After our walk I was feeling a little sweaty. I’ve been dealing with this darn pimple on my back too and I’m so annoyed with it and yucked out by it. I think it’s a mix of hormones and not showering quite as much as usual. I’ve also been wearing the same clothes for 3 days so that contributes, I’m sure. (Gosh, just reading this I feel gross!) While I was brushing my teeth and trying to make myself feel less yucky, Zak cooked breakfast, we played with Auggie’s ball a bit, and then we headed to Panera to work.

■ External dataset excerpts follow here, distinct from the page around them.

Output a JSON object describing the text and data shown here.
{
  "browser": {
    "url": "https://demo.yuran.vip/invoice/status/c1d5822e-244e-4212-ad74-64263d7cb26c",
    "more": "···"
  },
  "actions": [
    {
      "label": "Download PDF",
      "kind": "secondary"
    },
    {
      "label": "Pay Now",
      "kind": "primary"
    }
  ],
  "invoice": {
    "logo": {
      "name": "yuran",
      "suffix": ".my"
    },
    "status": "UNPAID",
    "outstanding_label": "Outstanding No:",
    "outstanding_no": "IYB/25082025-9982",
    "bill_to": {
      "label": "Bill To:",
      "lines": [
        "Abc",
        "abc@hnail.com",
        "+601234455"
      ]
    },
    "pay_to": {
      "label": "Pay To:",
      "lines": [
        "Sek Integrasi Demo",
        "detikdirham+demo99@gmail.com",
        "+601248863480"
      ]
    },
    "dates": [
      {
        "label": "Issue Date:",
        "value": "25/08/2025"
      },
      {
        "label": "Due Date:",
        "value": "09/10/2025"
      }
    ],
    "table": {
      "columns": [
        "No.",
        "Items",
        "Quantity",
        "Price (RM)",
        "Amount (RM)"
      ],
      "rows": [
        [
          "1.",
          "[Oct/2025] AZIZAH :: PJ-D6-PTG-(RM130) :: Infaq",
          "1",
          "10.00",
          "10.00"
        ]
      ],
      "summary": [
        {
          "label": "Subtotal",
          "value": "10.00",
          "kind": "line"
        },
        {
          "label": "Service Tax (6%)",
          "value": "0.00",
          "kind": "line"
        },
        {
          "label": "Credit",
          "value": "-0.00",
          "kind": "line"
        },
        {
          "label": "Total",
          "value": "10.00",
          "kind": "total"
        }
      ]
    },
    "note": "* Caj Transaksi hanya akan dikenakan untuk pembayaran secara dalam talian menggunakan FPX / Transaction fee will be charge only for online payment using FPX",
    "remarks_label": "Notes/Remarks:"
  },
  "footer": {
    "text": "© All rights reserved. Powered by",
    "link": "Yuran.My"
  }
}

I called Iowa today about application feedback but they didn’t answer so I left a (mildly awkward) voice message. I sat there after that and tried to figure out what it is that I want to do and how I need to reapply to medical school and I became very overwhelmed. I know I want to be a doctor. I want to teach patients about their ailments. I want to provide comfort in a patient’s darker, more unsure moments. I want to be an accessible resource for people that are generally overlooked in today’s society. However, the medical school application process seems so much more complicated than making sure a candidate is mature, resilient, able to handle the course work, and has sound, compelling reasons for becoming a physician. In every rejection letter I got, there was undoubtedly a sentence that read: “Unfortunately, there are far more qualified applicants than there are seats in this year’s medical school class…” and here we are facing a physician shortage. According to the US News, about 53,000 people applied to medical schools in 2019, and about 22,000 people matriculated. Each person, on average, applies to 17 medical schools per year. It is not as if people do not want to become physicians. To me, it seems that there are too few spots.

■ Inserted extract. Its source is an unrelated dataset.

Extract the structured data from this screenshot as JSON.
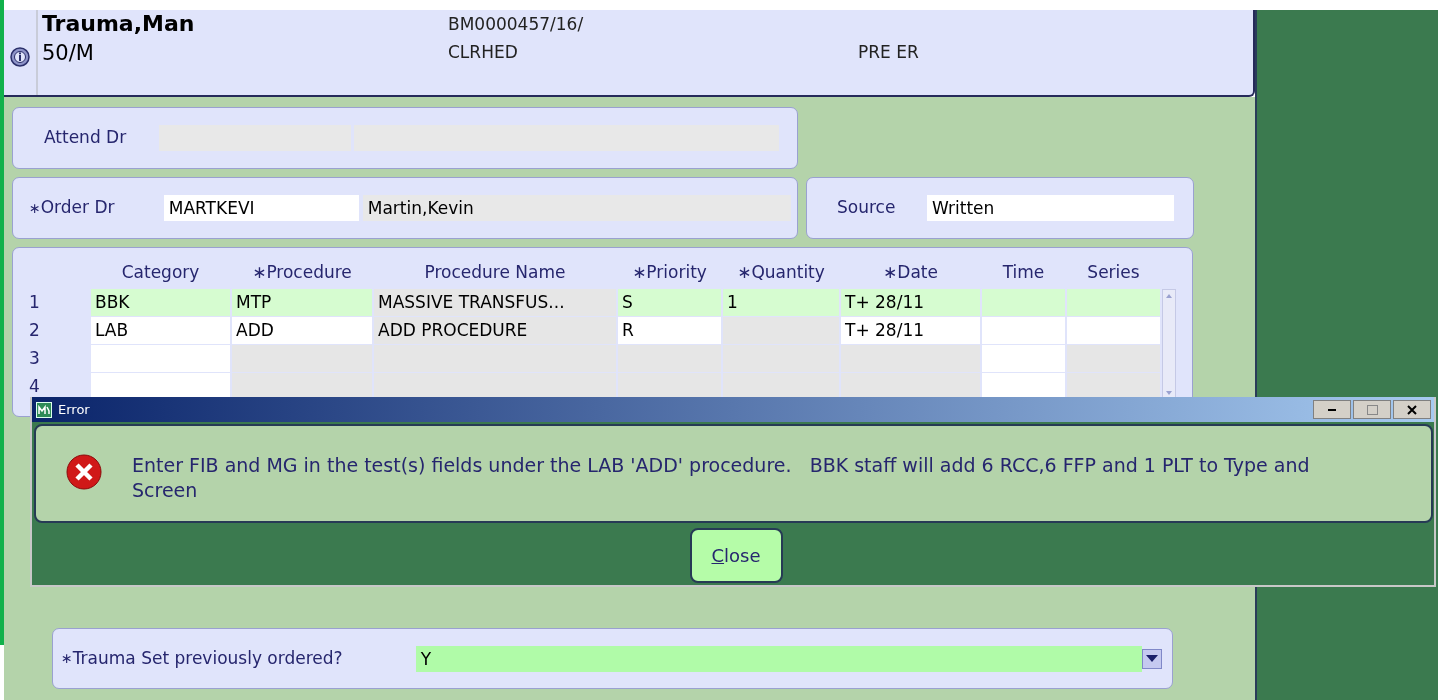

We ended up leaving Panera a few hours later and headed back to Henderson State Park. While we were there, I was in a bit of a sour mood on account of feeling so dirty and also feeling so overwhelmed about med school. However, after we were there for a little bit, I sat down and did some great work! I figured out my goals and I followed my first step, which was to update my letter recommenders. This first step has been weighing on me for a long time– perhaps because I did not want to give them the bad news that I was only waitlisted at one school. I also emailed Iowa about feedback just in case my awkward voicemail didn’t go through. I am now at the step of finding the schools I can email to ask about feedback. Part of me wants to only do the schools I was very interested in, but part of me wants to send a letter to everyone.. can it really hurt?
This evening Zak and I went to The Craft Bar and got some apps and beer and got to watch the St. Peter’s Peacocks beat Purdue! It’s been cool to root for the underdog since our whole bracket was messed up. While we were at the Craft Bar, Auggie got a lot of pets and treats. After dinner, we went to PetSmart and got Auggie more food. Since we were the last in the store, though, Auggie got to eat a WHOLE BOWL of treats and ~4 Jerky sticks and now she’s all tuckered out. And I am too.
Oh also, today was the most visitors to the blog ever! 7 people lol! We are getting there though. Consistent, quality work!